Acne su Corpo e Schiena: Cause e Rimedi che Funzionano
L'acne sulla schiena (la famosa "bacne") e l'acne corpo su petto e spalle mettono in imbarazzo tanto quanto quella sul viso, ma se ne parla molto meno. Eppure segue regole diverse: pelle più spessa, ghiandole sebacee grandi, tanto attrito e sudore. Qui ti spieghiamo perché compare, come distinguerla dalla follicolite e cosa fare davvero.
Perché viene l'acne sulla schiena e sul corpo
L'acne truncale (schiena, petto, spalle) nasce dallo stesso meccanismo dell'acne del viso: sebo in eccesso, cellule morte che ostruiscono il follicolo, proliferazione del batterio Cutibacterium acnes e infiammazione. La differenza è che sul tronco la pelle è più spessa e le ghiandole sebacee sono più grandi e numerose, quindi i brufoli tendono a essere profondi e persistenti.
La schiena è un terreno perfetto per i brufoli
La parte alta della schiena, le spalle e il petto sono zone "seborroiche": concentrano un numero altissimo di ghiandole sebacee, esattamente come la zona T del viso. Quando queste ghiandole producono più sebo del necessario e il ricambio delle cellule cutanee rallenta, il follicolo si intasa. Il risultato è il comedone, che poi si può infiammare e diventare papula o pustola.
Su questa zona il fenomeno è amplificato da due cose: la pelle spessa rende più difficile lo svuotamento naturale del poro, e l'area è quasi sempre coperta, quindi calda e poco ventilata.
Ormoni, genetica e stress
L'acne truncale è spesso legata agli stessi fattori dell'acne adulta e ormonale. Gli androgeni stimolano le ghiandole sebacee: per questo l'acne del corpo peggiora nell'adolescenza, prima del ciclo, in gravidanza o in condizioni come l'ovaio policistico. La predisposizione genetica pesa moltissimo, e lo stress cronico, alzando il cortisolo, tende a peggiorare le infiammazioni già presenti. Se il tuo problema principale è ormonale, approfondisci nella nostra guida sull'acne ormonale: cause e rimedi.

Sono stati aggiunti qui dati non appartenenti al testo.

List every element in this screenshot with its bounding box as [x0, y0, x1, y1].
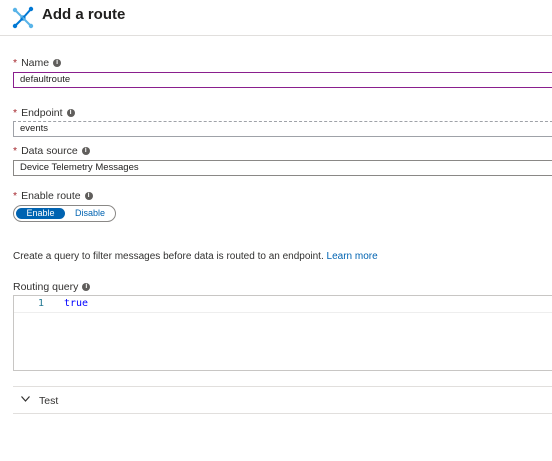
info-icon[interactable]: i: [53, 59, 62, 68]
test-label: Test: [39, 395, 59, 407]
description-text: Create a query to filter messages before…: [13, 251, 324, 262]
info-icon[interactable]: i: [82, 283, 91, 292]
chevron-down-icon: [21, 396, 30, 402]
learn-more-link[interactable]: Learn more: [327, 251, 378, 262]
required-mark: *: [13, 57, 18, 69]
routing-query-editor[interactable]: 1 true: [13, 295, 552, 371]
data-source-label-row: * Data source i: [13, 145, 90, 157]
endpoint-label-row: * Endpoint i: [13, 107, 75, 119]
name-label-row: * Name i: [13, 57, 62, 69]
line-number: 1: [38, 298, 45, 309]
name-label: Name: [21, 57, 50, 69]
enable-route-label-row: * Enable route i: [13, 190, 93, 202]
data-source-label: Data source: [21, 145, 78, 157]
required-mark: *: [13, 190, 18, 202]
required-mark: *: [13, 145, 18, 157]
enable-option[interactable]: Enable: [16, 208, 65, 219]
routing-query-label: Routing query: [13, 281, 79, 293]
enable-route-toggle: Enable Disable: [13, 205, 116, 222]
blade-header: Add a route: [0, 0, 552, 36]
query-code[interactable]: true: [64, 298, 88, 309]
code-line: 1 true: [14, 296, 552, 313]
info-icon[interactable]: i: [66, 109, 75, 118]
info-icon[interactable]: i: [81, 147, 90, 156]
required-mark: *: [13, 107, 18, 119]
test-section-toggle[interactable]: Test: [13, 386, 552, 414]
routing-query-label-row: Routing query i: [13, 281, 91, 293]
query-description: Create a query to filter messages before…: [13, 251, 378, 262]
name-field[interactable]: defaultroute: [13, 72, 552, 88]
enable-route-label: Enable route: [21, 190, 81, 202]
page-title: Add a route: [42, 6, 126, 23]
endpoint-label: Endpoint: [21, 107, 63, 119]
info-icon[interactable]: i: [84, 192, 93, 201]
route-icon: [12, 6, 34, 29]
endpoint-field[interactable]: events: [13, 121, 552, 137]
disable-option[interactable]: Disable: [66, 208, 114, 219]
data-source-field[interactable]: Device Telemetry Messages: [13, 160, 552, 176]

Sudore, sfregamento e occlusione
Qui entra in gioco l'acne meccanica: zaini, reggiseni sportivi, sedili, indumenti aderenti e sintetici creano attrito e trattengono sudore contro la pelle. Il calore dilata i follicoli, il sudore e il sebo restano intrappolati sotto il tessuto e l'ambiente occlusivo favorisce l'ostruzione. Non è un caso che la bacne peggiori d'estate, dopo l'allenamento o in chi trasporta zaini pesanti per ore: l'American Academy of Dermatology indica proprio gli zaini — e in particolare gli spallacci — tra le attrezzature che scatenano questo tipo di acne, perché intrappolano calore e sudore sulla pelle e la irritano con lo sfregamento (American Academy of Dermatology).

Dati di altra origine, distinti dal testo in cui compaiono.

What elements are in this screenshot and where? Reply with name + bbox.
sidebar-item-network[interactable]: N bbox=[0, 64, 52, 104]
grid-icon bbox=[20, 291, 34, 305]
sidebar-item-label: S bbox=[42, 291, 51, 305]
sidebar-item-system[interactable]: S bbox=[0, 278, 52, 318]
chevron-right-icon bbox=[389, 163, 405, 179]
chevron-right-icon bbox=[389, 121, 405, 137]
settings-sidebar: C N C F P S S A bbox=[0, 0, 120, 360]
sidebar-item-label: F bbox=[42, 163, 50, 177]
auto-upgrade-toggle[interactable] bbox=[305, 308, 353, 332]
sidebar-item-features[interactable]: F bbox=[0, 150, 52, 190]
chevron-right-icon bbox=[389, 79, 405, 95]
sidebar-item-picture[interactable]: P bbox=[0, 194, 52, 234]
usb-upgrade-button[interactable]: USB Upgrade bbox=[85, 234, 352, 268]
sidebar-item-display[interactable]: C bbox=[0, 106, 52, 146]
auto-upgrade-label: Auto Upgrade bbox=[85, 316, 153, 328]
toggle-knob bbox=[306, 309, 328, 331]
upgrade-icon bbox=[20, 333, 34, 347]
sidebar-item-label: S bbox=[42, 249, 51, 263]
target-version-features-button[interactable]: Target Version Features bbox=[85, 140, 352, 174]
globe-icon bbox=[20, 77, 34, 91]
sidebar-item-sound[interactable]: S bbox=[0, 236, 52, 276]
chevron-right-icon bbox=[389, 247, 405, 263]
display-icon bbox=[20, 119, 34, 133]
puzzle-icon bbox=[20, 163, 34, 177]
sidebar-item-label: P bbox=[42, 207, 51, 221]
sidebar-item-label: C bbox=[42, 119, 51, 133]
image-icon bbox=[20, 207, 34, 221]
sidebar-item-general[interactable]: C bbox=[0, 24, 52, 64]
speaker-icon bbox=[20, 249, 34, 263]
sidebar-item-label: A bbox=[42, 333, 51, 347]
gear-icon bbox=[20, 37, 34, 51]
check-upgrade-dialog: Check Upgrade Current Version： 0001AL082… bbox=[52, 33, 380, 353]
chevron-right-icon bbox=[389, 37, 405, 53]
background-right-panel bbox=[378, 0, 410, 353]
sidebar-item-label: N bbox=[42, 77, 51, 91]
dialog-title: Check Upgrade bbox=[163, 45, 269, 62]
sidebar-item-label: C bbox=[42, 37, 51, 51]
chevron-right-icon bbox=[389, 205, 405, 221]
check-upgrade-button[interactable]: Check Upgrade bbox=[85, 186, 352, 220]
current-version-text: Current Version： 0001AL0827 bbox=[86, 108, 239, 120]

Acne vera o follicolite? Il dubbio più importante
Non tutti i brufoli sulla schiena sono acne. Spesso si tratta di follicolite, un'infiammazione del follicolo di origine batterica o fungina. Distinguerle è cruciale, perché la follicolite fungina (da Malassezia) non risponde ai trattamenti anti-acne classici e può addirittura peggiorare con gli antibiotici. Ecco perché è il primo nodo da sciogliere.
Cos'è la follicolite da Malassezia (l'acne fungina)

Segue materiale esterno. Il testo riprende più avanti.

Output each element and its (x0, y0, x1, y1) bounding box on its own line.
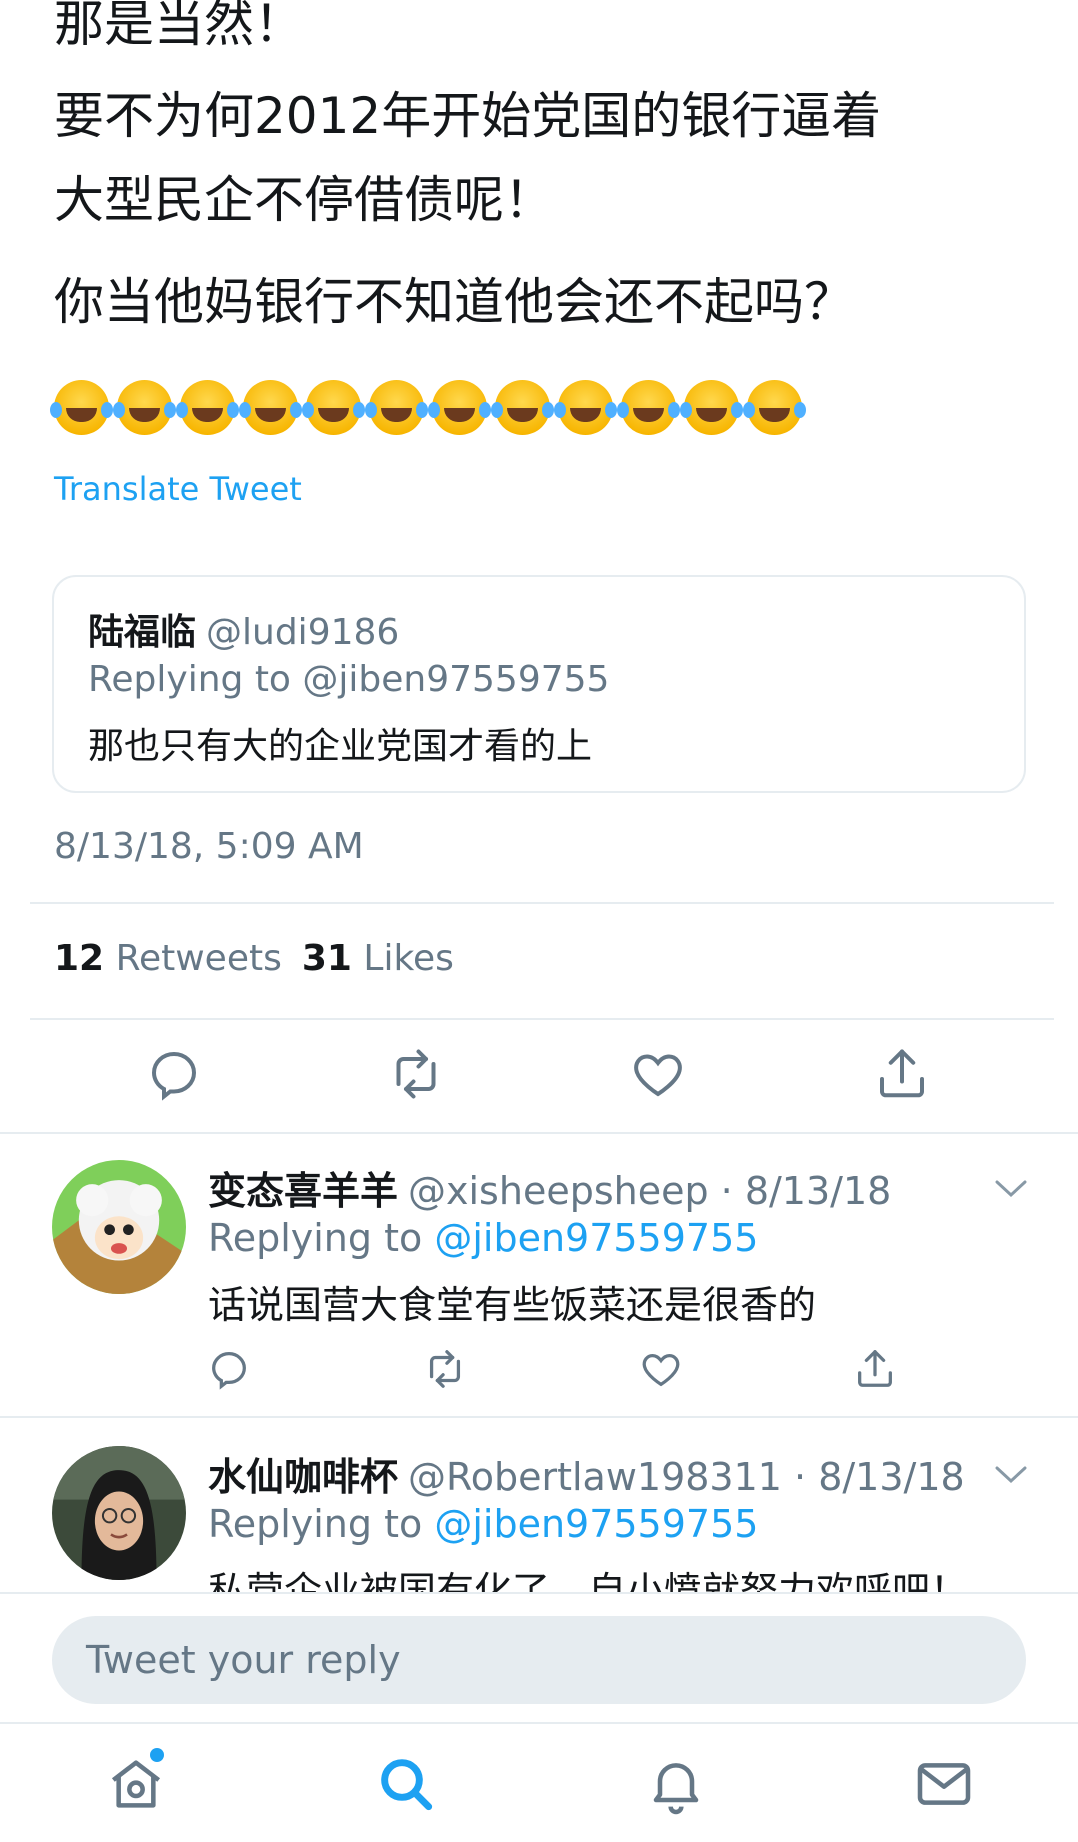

La follicolite da Malassezia, o pitirosporica, è causata dalla crescita eccessiva di un lievito normalmente presente sulla pelle. Si manifesta con papule e pustole tutte uguali tra loro (monomorfe), spesso pruriginose, senza punti neri né punti bianchi. Secondo una revisione pubblicata sul Journal of Fungi nel 2025, è "monomorfa, pruriginosa e priva di comedoni", e in uno studio su 110 pazienti il 65% riferiva prurito (Chalupczak e Lipner, 2025). È molto sottodiagnosticata e viene spesso scambiata per acne resistente.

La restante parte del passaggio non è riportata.